Taking the temperature of human-modified tropical forest landscapes using airborne laser scanning

Dr Tommaso Jucker1

1CSIRO, Floreat, Australia

Microclimatic conditions in forest understoreys play a key role in shaping the composition and function of these ecosystems. Consequently, understanding what drives variation in microclimate is critical to forecasting ecosystem responses to global change, particularly in the tropics where many species already operate close to their thermal limits. To address this knowledge gap, we explored the potential of airborne laser scanning (ALS) as a way to indirectly map microclimate across human-modified tropical landscapes. To do so, we established a network of microclimate sensors across the world’s largest forest degradation experiment in Borneo.

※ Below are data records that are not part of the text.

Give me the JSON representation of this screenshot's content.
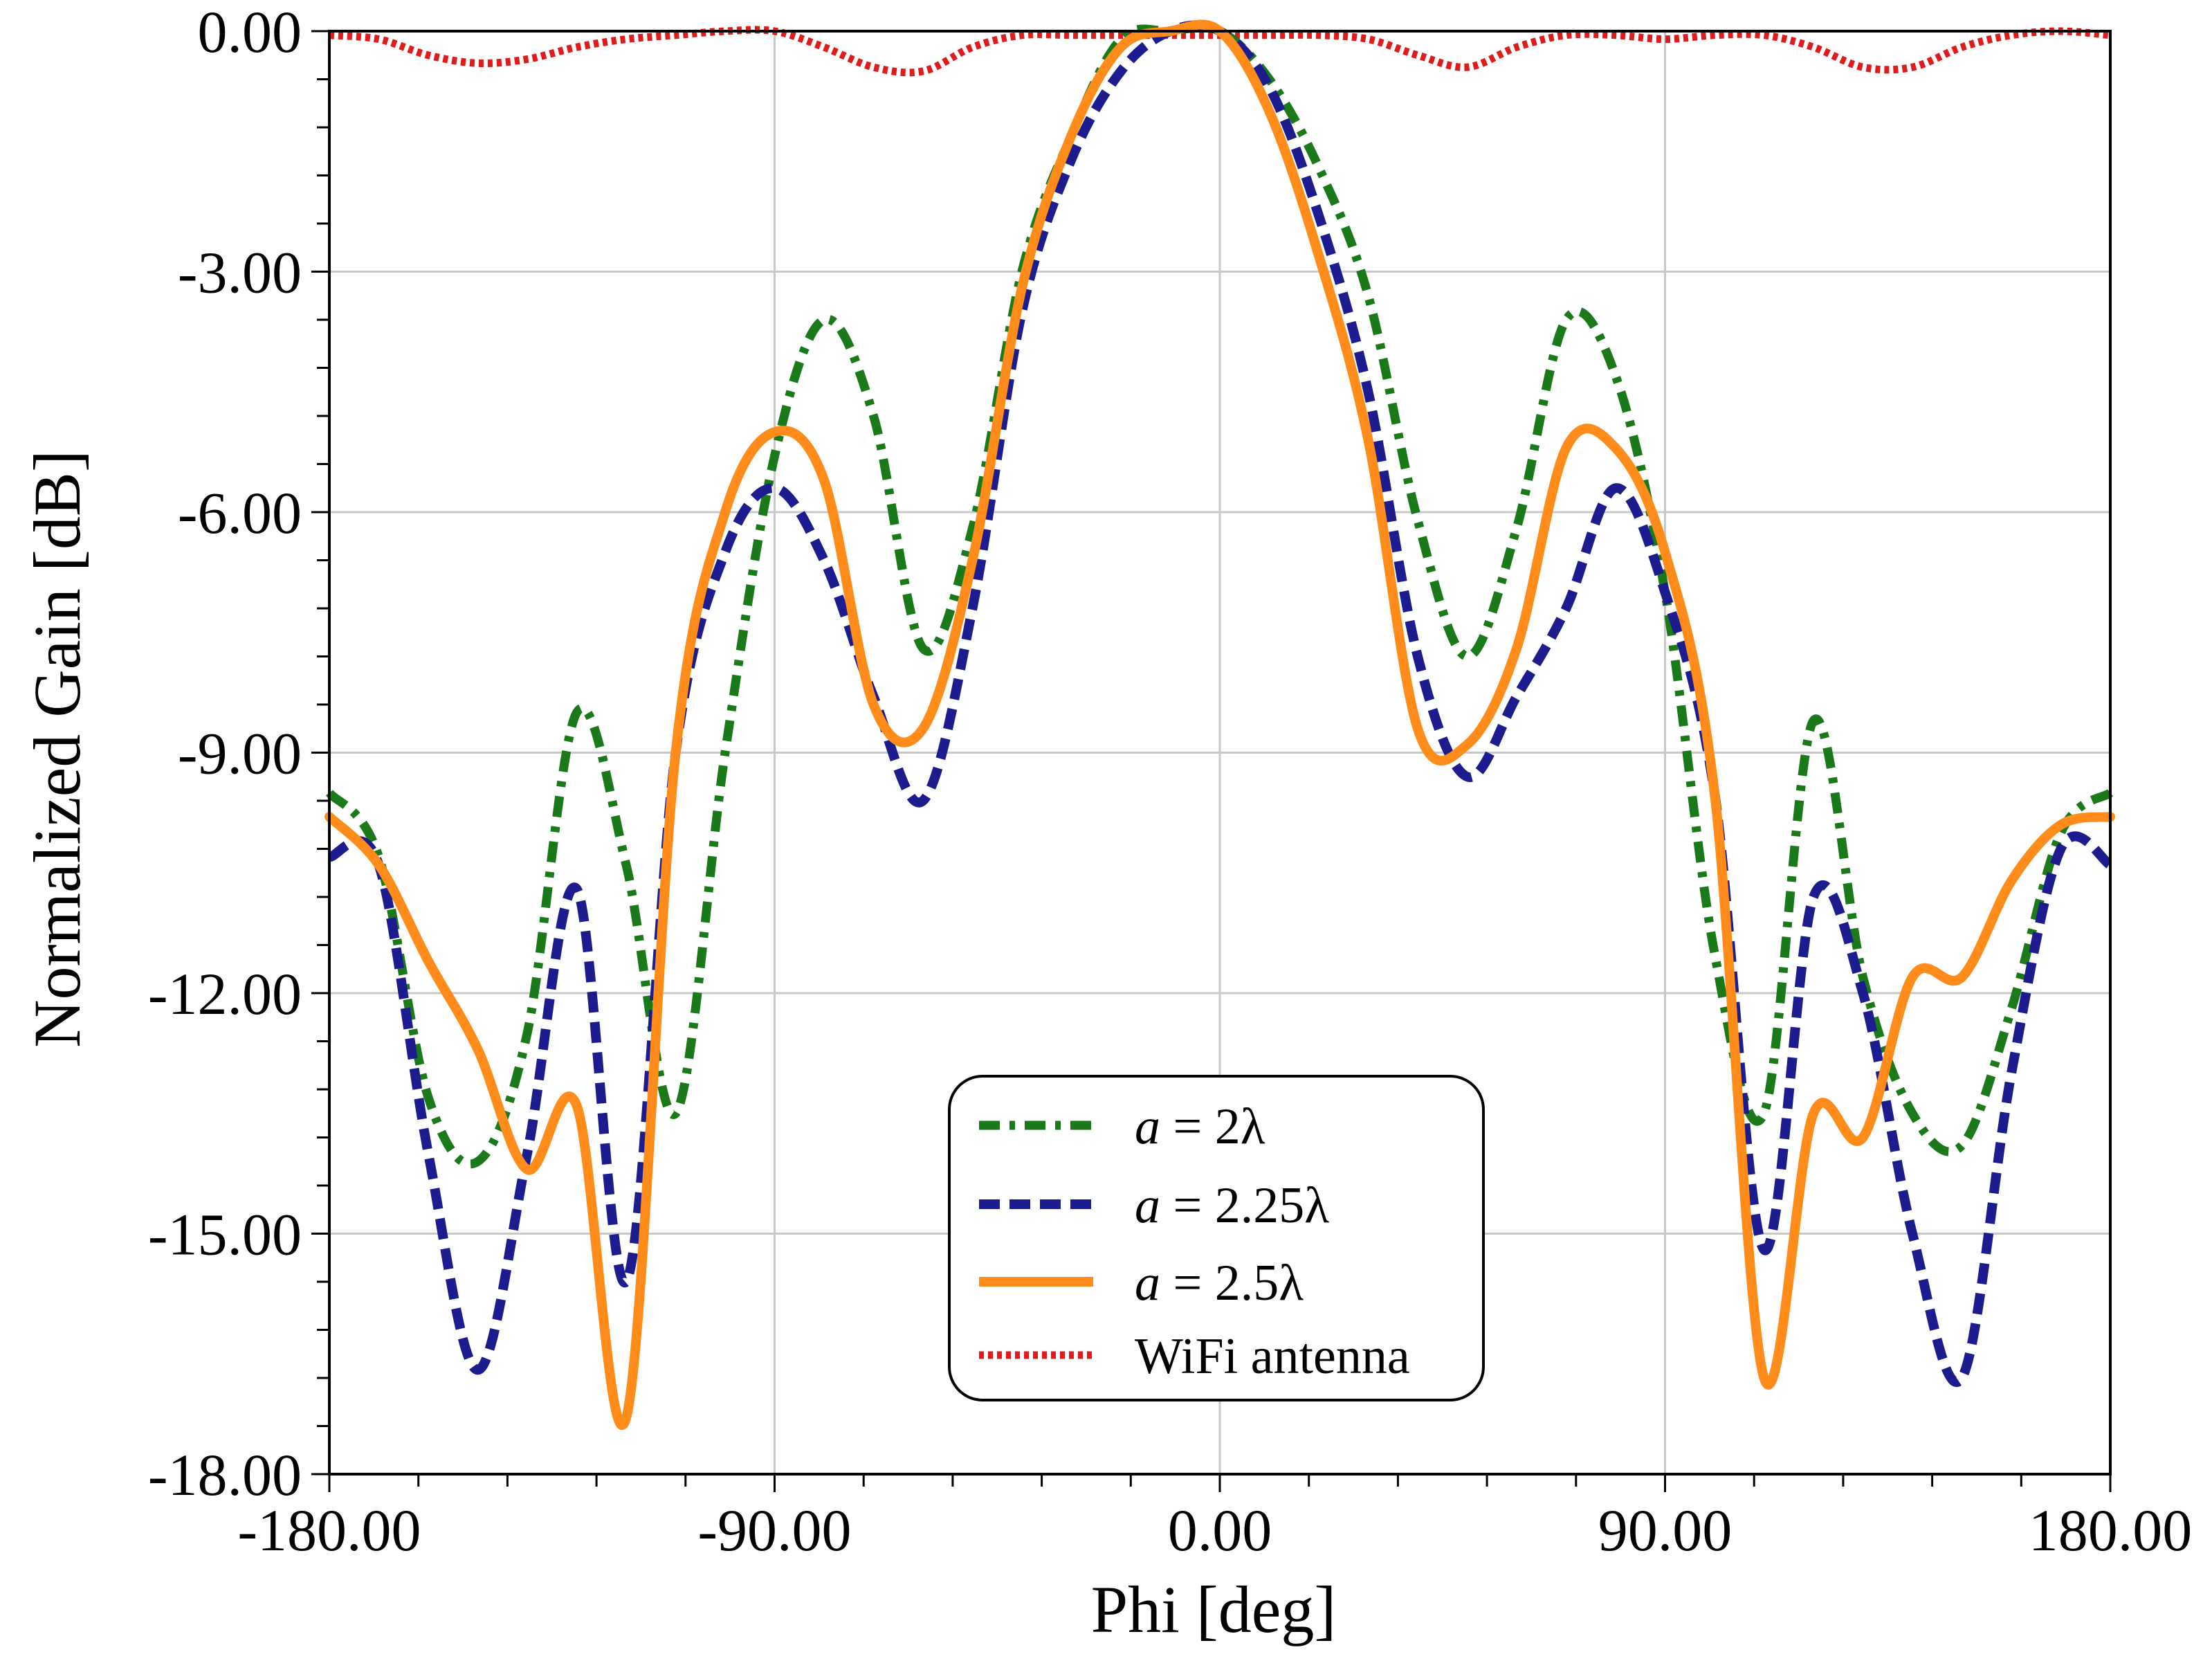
{
  "chart_data": {
    "type": "line",
    "title": "",
    "xlabel": "Phi [deg]",
    "ylabel": "Normalized Gain [dB]",
    "xlim": [
      -180,
      180
    ],
    "ylim": [
      -18,
      0
    ],
    "grid": true,
    "legend_position": "bottom-center",
    "x_ticks": [
      "-180.00",
      "-90.00",
      "0.00",
      "90.00",
      "180.00"
    ],
    "y_ticks": [
      "0.00",
      "-3.00",
      "-6.00",
      "-9.00",
      "-12.00",
      "-15.00",
      "-18.00"
    ],
    "x": [
      -180,
      -170,
      -160,
      -150,
      -140,
      -130,
      -120,
      -110,
      -100,
      -90,
      -80,
      -70,
      -60,
      -50,
      -40,
      -30,
      -20,
      -10,
      0,
      10,
      20,
      30,
      40,
      50,
      60,
      70,
      80,
      90,
      100,
      110,
      120,
      130,
      140,
      150,
      160,
      170,
      180
    ],
    "series": [
      {
        "name": "a = 2λ",
        "label_prefix": "a",
        "label_suffix": " = 2λ",
        "color": "#1a7a1a",
        "style": "dashdot",
        "values": [
          -9.5,
          -10.3,
          -13.3,
          -14.1,
          -12.5,
          -8.5,
          -10.4,
          -13.5,
          -9.0,
          -5.3,
          -3.6,
          -4.8,
          -7.7,
          -6.2,
          -3.0,
          -1.3,
          -0.1,
          0.0,
          0.0,
          -0.6,
          -1.7,
          -3.3,
          -6.1,
          -7.8,
          -6.2,
          -3.6,
          -4.3,
          -7.0,
          -11.5,
          -13.5,
          -8.6,
          -11.8,
          -13.5,
          -13.9,
          -12.2,
          -10.0,
          -9.5
        ]
      },
      {
        "name": "a = 2.25λ",
        "label_prefix": "a",
        "label_suffix": " = 2.25λ",
        "color": "#1c1c8f",
        "style": "dashed",
        "values": [
          -10.3,
          -10.4,
          -14.0,
          -16.7,
          -14.0,
          -10.7,
          -15.6,
          -9.0,
          -6.5,
          -5.7,
          -6.6,
          -8.3,
          -9.6,
          -7.2,
          -3.5,
          -1.6,
          -0.5,
          0.0,
          0.0,
          -0.7,
          -2.3,
          -4.5,
          -7.8,
          -9.3,
          -8.3,
          -7.2,
          -5.7,
          -7.0,
          -9.5,
          -15.2,
          -10.8,
          -12.0,
          -15.0,
          -16.8,
          -13.0,
          -10.2,
          -10.4
        ]
      },
      {
        "name": "a = 2.5λ",
        "label_prefix": "a",
        "label_suffix": " = 2.5λ",
        "color": "#ff8c1a",
        "style": "solid",
        "values": [
          -9.8,
          -10.4,
          -11.6,
          -12.7,
          -14.2,
          -13.4,
          -17.3,
          -9.0,
          -6.0,
          -5.0,
          -5.6,
          -8.4,
          -8.7,
          -6.6,
          -3.2,
          -1.3,
          -0.2,
          0.0,
          0.0,
          -1.0,
          -2.8,
          -5.1,
          -8.7,
          -8.9,
          -7.7,
          -5.2,
          -5.2,
          -6.5,
          -9.5,
          -16.8,
          -13.5,
          -13.8,
          -11.8,
          -11.8,
          -10.6,
          -9.9,
          -9.8
        ]
      },
      {
        "name": "WiFi antenna",
        "label_prefix": "",
        "label_suffix": "WiFi antenna",
        "color": "#e01b1b",
        "style": "dotted",
        "values": [
          -0.05,
          -0.1,
          -0.3,
          -0.4,
          -0.35,
          -0.2,
          -0.1,
          -0.05,
          0.0,
          0.0,
          -0.2,
          -0.45,
          -0.5,
          -0.2,
          -0.05,
          -0.05,
          -0.05,
          -0.05,
          -0.05,
          -0.05,
          -0.05,
          -0.1,
          -0.3,
          -0.45,
          -0.2,
          -0.05,
          -0.05,
          -0.1,
          -0.05,
          -0.05,
          -0.2,
          -0.45,
          -0.45,
          -0.2,
          -0.05,
          0.0,
          -0.05
        ]
      }
    ]
  }
}
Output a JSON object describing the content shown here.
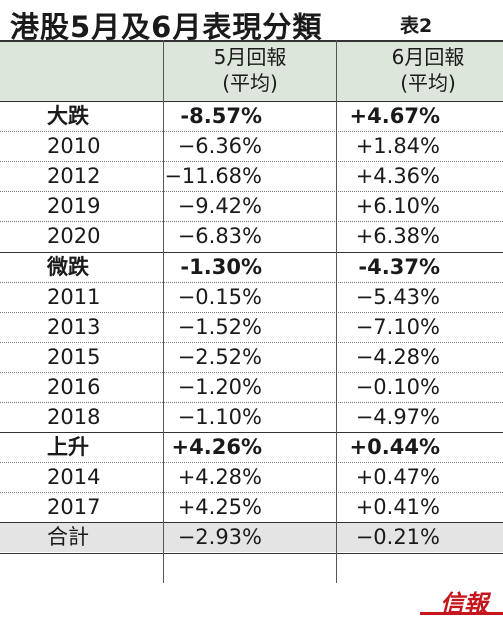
{
  "title": "港股5月及6月表現分類",
  "tag": "表2",
  "table": {
    "header": [
      [
        "5月回報",
        "(平均)"
      ],
      [
        "6月回報",
        "(平均)"
      ]
    ],
    "groups": [
      {
        "summary": [
          "大跌",
          "-8.57%",
          "+4.67%"
        ],
        "rows": [
          [
            "2010",
            "−6.36%",
            "+1.84%"
          ],
          [
            "2012",
            "−11.68%",
            "+4.36%"
          ],
          [
            "2019",
            "−9.42%",
            "+6.10%"
          ],
          [
            "2020",
            "−6.83%",
            "+6.38%"
          ]
        ]
      },
      {
        "summary": [
          "微跌",
          "-1.30%",
          "-4.37%"
        ],
        "rows": [
          [
            "2011",
            "−0.15%",
            "−5.43%"
          ],
          [
            "2013",
            "−1.52%",
            "−7.10%"
          ],
          [
            "2015",
            "−2.52%",
            "−4.28%"
          ],
          [
            "2016",
            "−1.20%",
            "−0.10%"
          ],
          [
            "2018",
            "−1.10%",
            "−4.97%"
          ]
        ]
      },
      {
        "summary": [
          "上升",
          "+4.26%",
          "+0.44%"
        ],
        "rows": [
          [
            "2014",
            "+4.28%",
            "+0.47%"
          ],
          [
            "2017",
            "+4.25%",
            "+0.41%"
          ]
        ]
      }
    ],
    "total": [
      "合計",
      "−2.93%",
      "−0.21%"
    ]
  },
  "logo": "信報"
}
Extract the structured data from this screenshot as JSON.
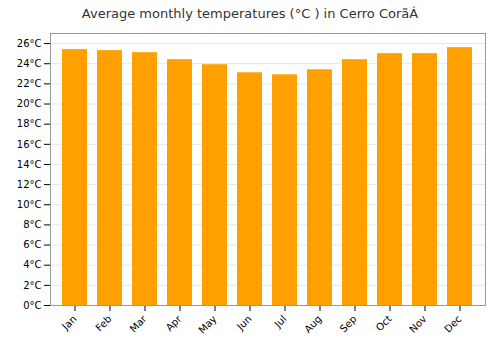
{
  "chart_data": {
    "type": "bar",
    "title": "Average monthly temperatures (°C ) in Cerro CorãÁ",
    "categories": [
      "Jan",
      "Feb",
      "Mar",
      "Apr",
      "May",
      "Jun",
      "Jul",
      "Aug",
      "Sep",
      "Oct",
      "Nov",
      "Dec"
    ],
    "values": [
      25.4,
      25.3,
      25.1,
      24.4,
      23.9,
      23.1,
      22.9,
      23.4,
      24.4,
      25.0,
      25.0,
      25.6
    ],
    "color": "#FFA000",
    "ylim": [
      0,
      27
    ],
    "yticks": [
      {
        "value": 0,
        "label": "0°C"
      },
      {
        "value": 2,
        "label": "2°C"
      },
      {
        "value": 4,
        "label": "4°C"
      },
      {
        "value": 6,
        "label": "6°C"
      },
      {
        "value": 8,
        "label": "8°C"
      },
      {
        "value": 10,
        "label": "10°C"
      },
      {
        "value": 12,
        "label": "12°C"
      },
      {
        "value": 14,
        "label": "14°C"
      },
      {
        "value": 16,
        "label": "16°C"
      },
      {
        "value": 18,
        "label": "18°C"
      },
      {
        "value": 20,
        "label": "20°C"
      },
      {
        "value": 22,
        "label": "22°C"
      },
      {
        "value": 24,
        "label": "24°C"
      },
      {
        "value": 26,
        "label": "26°C"
      }
    ],
    "grid": true
  }
}
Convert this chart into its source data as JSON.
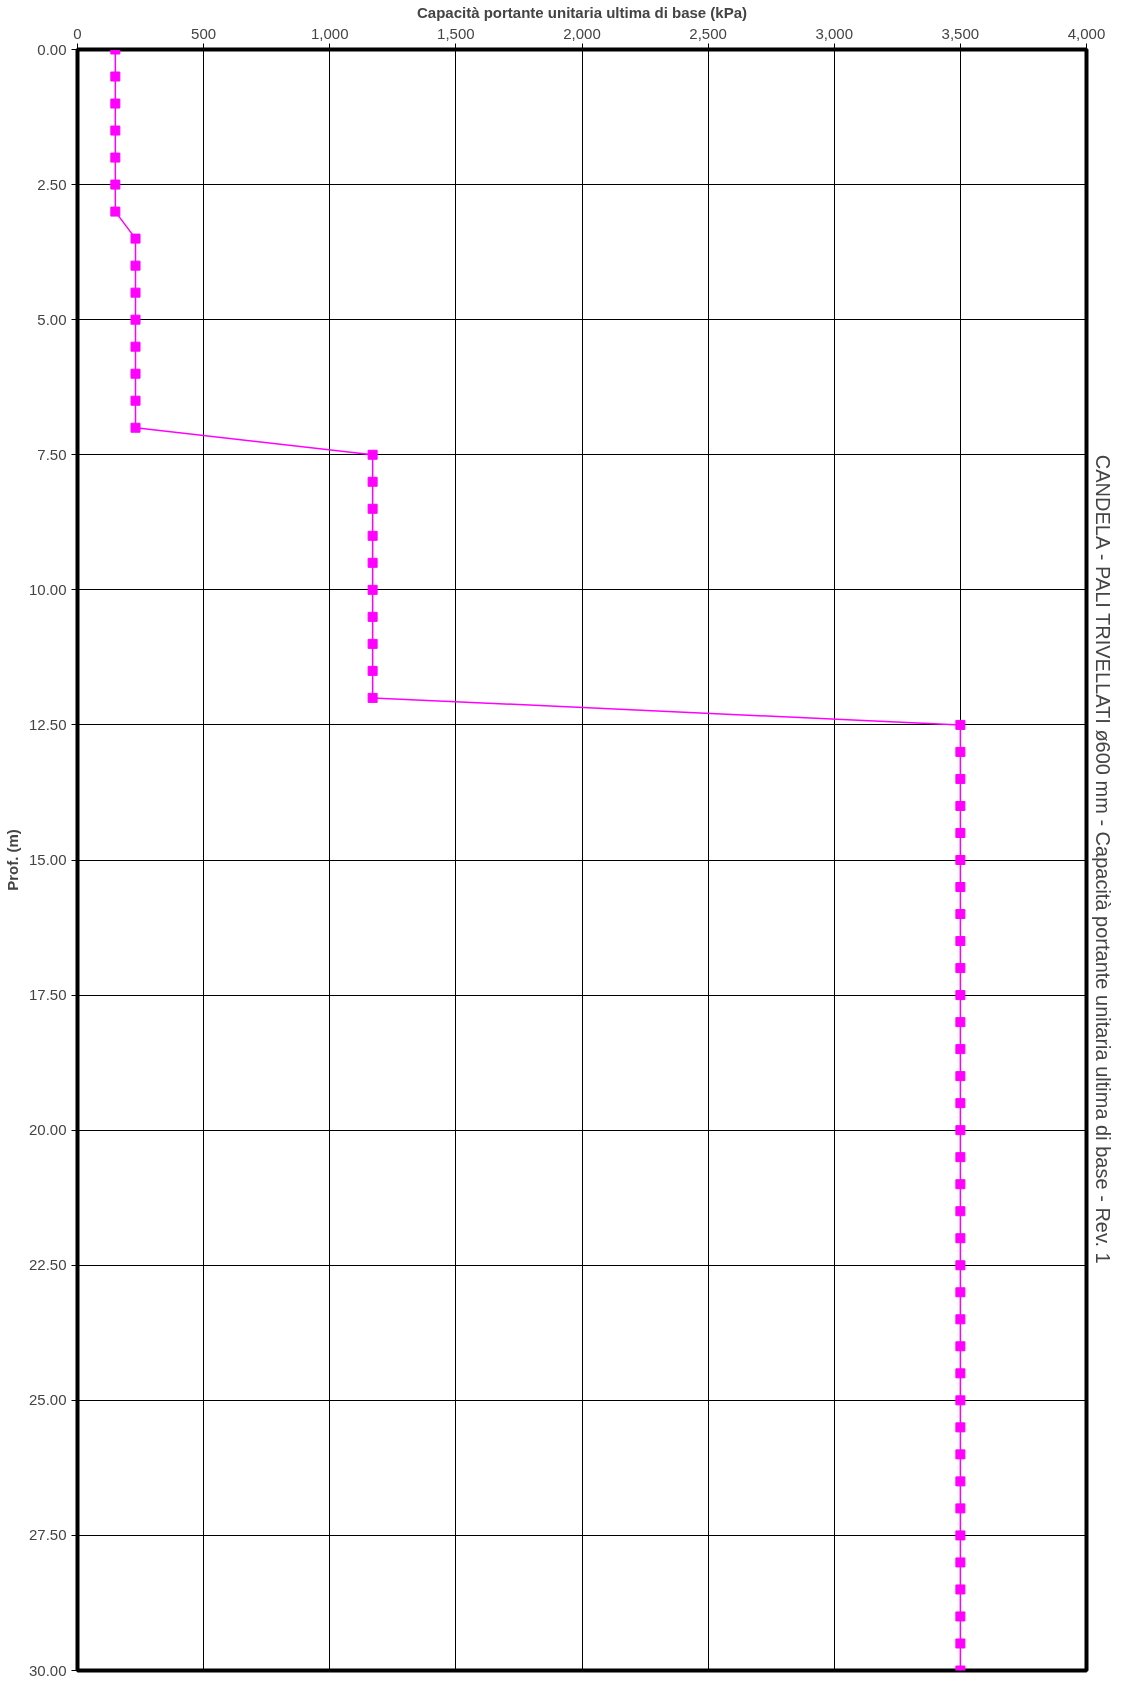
{
  "chart_data": {
    "type": "line",
    "title": "CANDELA - PALI TRIVELLATI ø600 mm - Capacità portante unitaria ultima di base - Rev. 1",
    "xlabel": "Capacità portante unitaria ultima di base (kPa)",
    "ylabel": "Prof. (m)",
    "series": [
      {
        "color": "#ff00ff",
        "x": [
          150,
          150,
          150,
          150,
          150,
          150,
          150,
          230,
          230,
          230,
          230,
          230,
          230,
          230,
          230,
          1170,
          1170,
          1170,
          1170,
          1170,
          1170,
          1170,
          1170,
          1170,
          1170,
          3500,
          3500,
          3500,
          3500,
          3500,
          3500,
          3500,
          3500,
          3500,
          3500,
          3500,
          3500,
          3500,
          3500,
          3500,
          3500,
          3500,
          3500,
          3500,
          3500,
          3500,
          3500,
          3500,
          3500,
          3500,
          3500,
          3500,
          3500,
          3500,
          3500,
          3500,
          3500,
          3500,
          3500,
          3500,
          3500
        ],
        "values": [
          0,
          0.5,
          1,
          1.5,
          2,
          2.5,
          3,
          3.5,
          4,
          4.5,
          5,
          5.5,
          6,
          6.5,
          7,
          7.5,
          8,
          8.5,
          9,
          9.5,
          10,
          10.5,
          11,
          11.5,
          12,
          12.5,
          13,
          13.5,
          14,
          14.5,
          15,
          15.5,
          16,
          16.5,
          17,
          17.5,
          18,
          18.5,
          19,
          19.5,
          20,
          20.5,
          21,
          21.5,
          22,
          22.5,
          23,
          23.5,
          24,
          24.5,
          25,
          25.5,
          26,
          26.5,
          27,
          27.5,
          28,
          28.5,
          29,
          29.5,
          30
        ]
      }
    ],
    "xlim": [
      0,
      4000
    ],
    "xticks": [
      0,
      500,
      {
        "value": 1000,
        "label": "1,000"
      },
      {
        "value": 1500,
        "label": "1,500"
      },
      {
        "value": 2000,
        "label": "2,000"
      },
      {
        "value": 2500,
        "label": "2,500"
      },
      {
        "value": 3000,
        "label": "3,000"
      },
      {
        "value": 3500,
        "label": "3,500"
      },
      {
        "value": 4000,
        "label": "4,000"
      }
    ],
    "ylim": [
      30,
      0
    ],
    "yticks": [
      {
        "value": 0,
        "label": "0.00"
      },
      {
        "value": 2.5,
        "label": "2.50"
      },
      {
        "value": 5,
        "label": "5.00"
      },
      {
        "value": 7.5,
        "label": "7.50"
      },
      {
        "value": 10,
        "label": "10.00"
      },
      {
        "value": 12.5,
        "label": "12.50"
      },
      {
        "value": 15,
        "label": "15.00"
      },
      {
        "value": 17.5,
        "label": "17.50"
      },
      {
        "value": 20,
        "label": "20.00"
      },
      {
        "value": 22.5,
        "label": "22.50"
      },
      {
        "value": 25,
        "label": "25.00"
      },
      {
        "value": 27.5,
        "label": "27.50"
      },
      {
        "value": 30,
        "label": "30.00"
      }
    ],
    "grid": true,
    "marker": "square",
    "line_style": "solid"
  }
}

We then used structural equation modelling to combine these observations with ALS data to characterise how topography and canopy structure shape microclimate. We found that topography and vegetation structure were strong predictors of local microclimate, with elevation and terrain curvature primarily influencing daily mean temperatures and vapour pressure deficit (VPD), whereas canopy height had a clear dampening effect on microclimate extremes. This effect tended to saturate once canopy height exceeded 20 m – suggesting that despite intensive logging, secondary forests remain largely thermally buffered. Nonetheless, at a landscape-scale microclimate was highly heterogeneous, with maximum temperatures ranging between 24.2–37.2°C. Based on this, we estimate that 15% of the landscape is currently sub-optimal for forest regeneration, a figure that we project could rise to 34% by 2100 due to regional warming alone. Together, our results emphasise how emerging remote sensing technologies such as ALS can redefine how we model habitat suitability at scales relevant for conservation.


I’m a Research Scientist at CSIRO and an adjunct Research Fellow at the University of Western Australia. My research is broadly focused on understanding what determines the composition, structure and function of forest ecosystems in an effort to predict how these will respond to rapid environmental change and how this in turn will impact society.